There’s some interesting character development too, mostly away from the likes of the Batman vs Superman bickering. Harley Quinn, despite popularity, was undernourished as a character in the original Injustice, but here, she’s easily the underlying star of the show. Harley here evokes the daffy humour of her comic book counterpart, adding a gleefully glib side to the general straight-shooting style of the plot, and having her on Batman’s side makes for some interesting conversations. That’s enhanced further by having regular Quinn voice actor Tara Strong deliver the lines, in fact it’s a strength of Injustice 2 in general that so many characters are voiced by actors who have previously voiced the characters.
Elsewhere, a focus on Flash’s remorse for siding with Superman is a good thread, Wonder Woman’s cruelly ruthless streak grows from the first game, Gorilla Grodd gets a prominent villain role, Green Arrow and Black Canary get time to develop, with their story thread being connected and teamwork based. (Alan Tudyk voices Green Arrow superbly too), and the introduction of Supergirl as the third perspective in Batman and Superman’s ongoing war of ideals is a smart move.
What this fresh focus tells us is that NetherRealm are clearly wise to which DC characters have gained popularity in mainstream media since Injustice Gods Amongst Us was in development. The television universe of Flash, Arrow, Supergirl, and Legends of Tomorrow are the biggest influences in terms of roster changes and story prominence, but that hasn’t meant a full shift to more familiar faces for those less involved in comic books beyond television and movies. The likes of the Red Lantern Atrocitious, Blue Beetle, and Doctor Fate fill out an already impressive roster, adding a bit of credence for the more enthusiastic DC Comics readers, and a little bit of fresh variety for the casual fan. It’s accessible whilst still being an enticing prospect for the more devoted fan.

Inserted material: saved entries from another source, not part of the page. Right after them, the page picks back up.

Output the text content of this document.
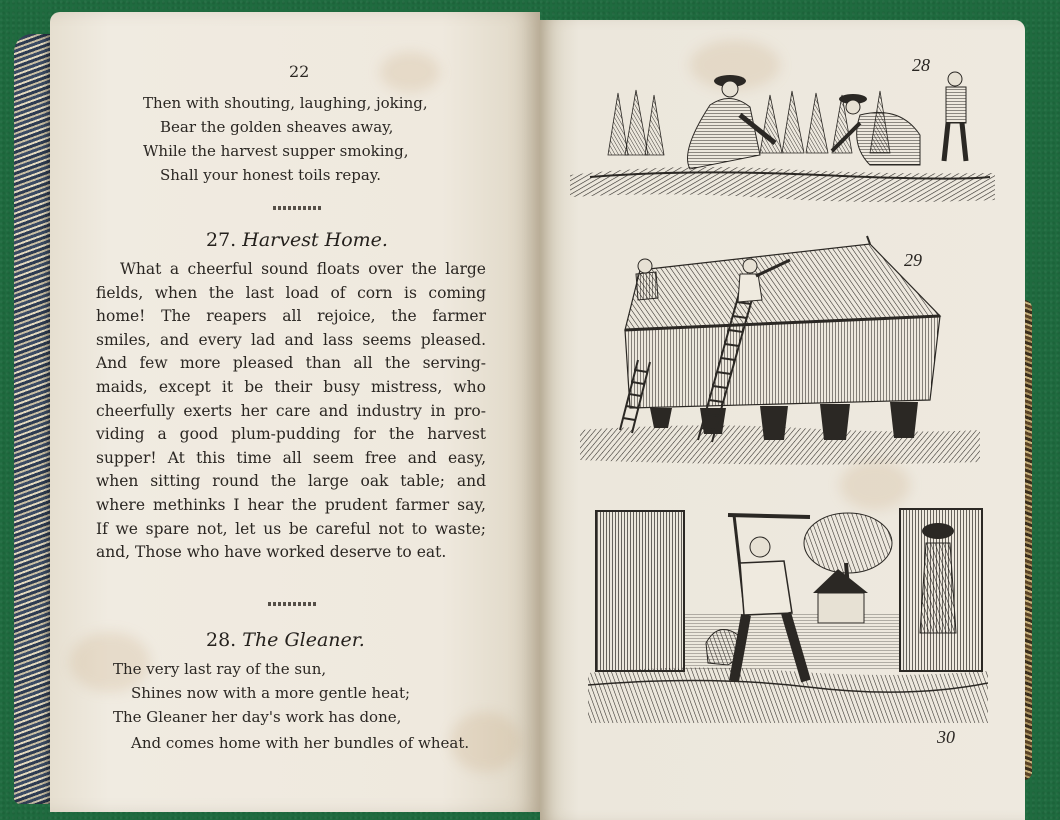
22
Then with shouting, laughing, joking,
Bear the golden sheaves away,
While the harvest supper smoking,
Shall your honest toils repay.
27. Harvest Home.
What a cheerful sound floats over the large
fields, when the last load of corn is coming
home! The reapers all rejoice, the farmer
smiles, and every lad and lass seems pleased.
And few more pleased than all the serving-
maids, except it be their busy mistress, who
cheerfully exerts her care and industry in pro-
viding a good plum-pudding for the harvest
supper! At this time all seem free and easy,
when sitting round the large oak table; and
where methinks I hear the prudent farmer say,
If we spare not, let us be careful not to waste;
and, Those who have worked deserve to eat.
28. The Gleaner.
The very last ray of the sun,
Shines now with a more gentle heat;
The Gleaner her day's work has done,
And comes home with her bundles of wheat.
28
29
30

Also proving particularly enticing is the updated visuals. Injustice 2 sees NetherRealm properly let loose from the shackles of the previous console generation for the first time and the results are truly impressive. Injustice 2 is simply a gorgeous looking game. The character detail is ridiculously deep, and the facial animations are from the top shelf. Sure, it gets a little deep into the uncanny valley at times, usually with more dramatic facial expressions, but it’s remarkable how well the subtler tics are handled. In pure technical terms, Injustice 2 is easily the best looking fighter around.
So it’s clear that Injustice 2 is a much-improved sequel with the odd annoying trait. The loot box/gear system is generally a good thing, tied to a cynical businessmodel. The fighting itself, while good, isn’t on the level of the something like Street Fighter V, yet Injustice 2 stuffs so much value into the package that it’s not a major issue. Viewed as a whole, Injustice 2 makes a great case for being the best fighting game on the market.